Auckland's electricity network owner Vector has come out swinging at the Electricity Authority's latest proposals to shift the cost of the national grid to those areas benefitting most from investment in upgrades, saying the revamped proposals released this week change nothing of substance while introducing "huge risk" to the process.
The EA this week released proposals that would preserve its hotly contested desire to shift the so-called Transmission Pricing Methodology (TPM) to those that benefit from them by having the reforms coincide in 2020 with Commerce Commission decisions on the weighted average cost of capital that network companies like Vector can earn on their monopoly assets.

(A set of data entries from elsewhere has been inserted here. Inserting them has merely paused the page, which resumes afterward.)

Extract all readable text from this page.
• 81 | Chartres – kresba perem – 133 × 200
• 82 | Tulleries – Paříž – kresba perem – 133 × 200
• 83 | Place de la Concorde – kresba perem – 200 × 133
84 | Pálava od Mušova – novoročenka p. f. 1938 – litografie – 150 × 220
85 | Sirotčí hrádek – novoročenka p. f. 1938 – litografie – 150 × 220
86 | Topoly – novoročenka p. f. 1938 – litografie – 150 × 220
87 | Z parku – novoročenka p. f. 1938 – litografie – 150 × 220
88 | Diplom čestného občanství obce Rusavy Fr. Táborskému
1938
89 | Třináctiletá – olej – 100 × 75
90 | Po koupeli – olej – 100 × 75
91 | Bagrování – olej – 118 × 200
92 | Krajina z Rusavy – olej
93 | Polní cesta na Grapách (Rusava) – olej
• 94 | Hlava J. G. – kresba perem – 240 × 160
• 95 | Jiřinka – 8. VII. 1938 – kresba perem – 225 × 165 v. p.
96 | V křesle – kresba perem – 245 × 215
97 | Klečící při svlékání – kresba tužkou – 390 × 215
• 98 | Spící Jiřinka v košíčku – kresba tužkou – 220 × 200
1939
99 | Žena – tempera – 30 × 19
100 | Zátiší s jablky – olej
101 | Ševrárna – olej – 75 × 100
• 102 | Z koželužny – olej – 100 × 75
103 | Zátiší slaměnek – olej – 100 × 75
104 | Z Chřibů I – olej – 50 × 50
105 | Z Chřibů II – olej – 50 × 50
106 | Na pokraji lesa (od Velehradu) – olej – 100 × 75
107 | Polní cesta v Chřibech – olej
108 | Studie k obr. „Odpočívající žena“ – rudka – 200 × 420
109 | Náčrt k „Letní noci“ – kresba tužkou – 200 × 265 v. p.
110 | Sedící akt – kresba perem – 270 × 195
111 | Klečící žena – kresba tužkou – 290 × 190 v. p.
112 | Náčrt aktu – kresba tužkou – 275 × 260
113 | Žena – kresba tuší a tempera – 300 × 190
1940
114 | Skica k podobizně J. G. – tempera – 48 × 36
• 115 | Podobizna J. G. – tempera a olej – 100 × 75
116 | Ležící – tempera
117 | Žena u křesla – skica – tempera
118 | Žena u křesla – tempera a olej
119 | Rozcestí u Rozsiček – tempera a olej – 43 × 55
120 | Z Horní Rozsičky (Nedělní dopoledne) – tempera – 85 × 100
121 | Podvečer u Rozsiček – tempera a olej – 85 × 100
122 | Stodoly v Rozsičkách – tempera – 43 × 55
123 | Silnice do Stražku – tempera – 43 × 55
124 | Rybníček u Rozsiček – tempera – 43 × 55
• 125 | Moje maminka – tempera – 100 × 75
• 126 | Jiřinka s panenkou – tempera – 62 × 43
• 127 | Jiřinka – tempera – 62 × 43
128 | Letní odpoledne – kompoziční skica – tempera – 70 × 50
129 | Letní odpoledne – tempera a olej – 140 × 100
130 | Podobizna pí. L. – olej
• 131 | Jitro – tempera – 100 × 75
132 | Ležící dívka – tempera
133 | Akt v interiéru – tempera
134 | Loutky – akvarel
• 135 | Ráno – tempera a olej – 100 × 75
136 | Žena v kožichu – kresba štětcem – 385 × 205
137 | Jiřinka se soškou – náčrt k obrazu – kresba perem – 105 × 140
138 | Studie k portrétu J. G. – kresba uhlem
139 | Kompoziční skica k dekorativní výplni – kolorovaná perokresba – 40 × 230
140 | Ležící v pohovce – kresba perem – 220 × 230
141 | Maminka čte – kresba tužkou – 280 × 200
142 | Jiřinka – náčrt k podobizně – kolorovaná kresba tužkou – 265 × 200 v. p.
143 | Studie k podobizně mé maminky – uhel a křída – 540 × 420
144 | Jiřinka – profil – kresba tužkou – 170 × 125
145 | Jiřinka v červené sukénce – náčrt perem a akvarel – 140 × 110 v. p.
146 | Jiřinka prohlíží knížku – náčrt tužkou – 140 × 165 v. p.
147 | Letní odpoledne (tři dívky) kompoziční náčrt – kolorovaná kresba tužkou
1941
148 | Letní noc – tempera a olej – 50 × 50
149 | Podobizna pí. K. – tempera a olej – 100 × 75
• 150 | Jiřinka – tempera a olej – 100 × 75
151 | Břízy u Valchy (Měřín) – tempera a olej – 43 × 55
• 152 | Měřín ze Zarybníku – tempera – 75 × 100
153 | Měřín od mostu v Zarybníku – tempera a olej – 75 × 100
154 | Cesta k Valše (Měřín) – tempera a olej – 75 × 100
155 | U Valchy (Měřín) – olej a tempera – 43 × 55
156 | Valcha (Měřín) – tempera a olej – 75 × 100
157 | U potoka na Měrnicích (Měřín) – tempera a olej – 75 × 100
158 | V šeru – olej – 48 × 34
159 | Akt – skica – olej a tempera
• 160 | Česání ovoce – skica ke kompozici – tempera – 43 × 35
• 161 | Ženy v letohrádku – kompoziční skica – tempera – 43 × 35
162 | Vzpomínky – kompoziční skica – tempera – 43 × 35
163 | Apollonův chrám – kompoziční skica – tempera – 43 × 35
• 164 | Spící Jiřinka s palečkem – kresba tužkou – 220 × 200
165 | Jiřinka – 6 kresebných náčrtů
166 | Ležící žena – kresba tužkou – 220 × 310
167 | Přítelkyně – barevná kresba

Included in the rejigged proposals, which were subject to furious lobbying by the Auckland Employers and Manufacturers Association and major industrial consumers in the upper North Island, is a mechanism to prevent any consumer experiencing more than a 3.5 per cent annual increase in network charges.
However, Vector chief executive Simon Mackenzie said in a statement today that "nothing has changed" in the latest proposals, which "will mean a 33 per cent per annum increase in Auckland's transmission grid charges".
"It's hard to reconcile how the EA can continue to support a system where large generators, who benefit significantly from the grid, only pay less than 10 per cent of the costs. It basically leaves everyday users across the country bearing an even heavier burden while the generators make windfall gains," said Mackenzie.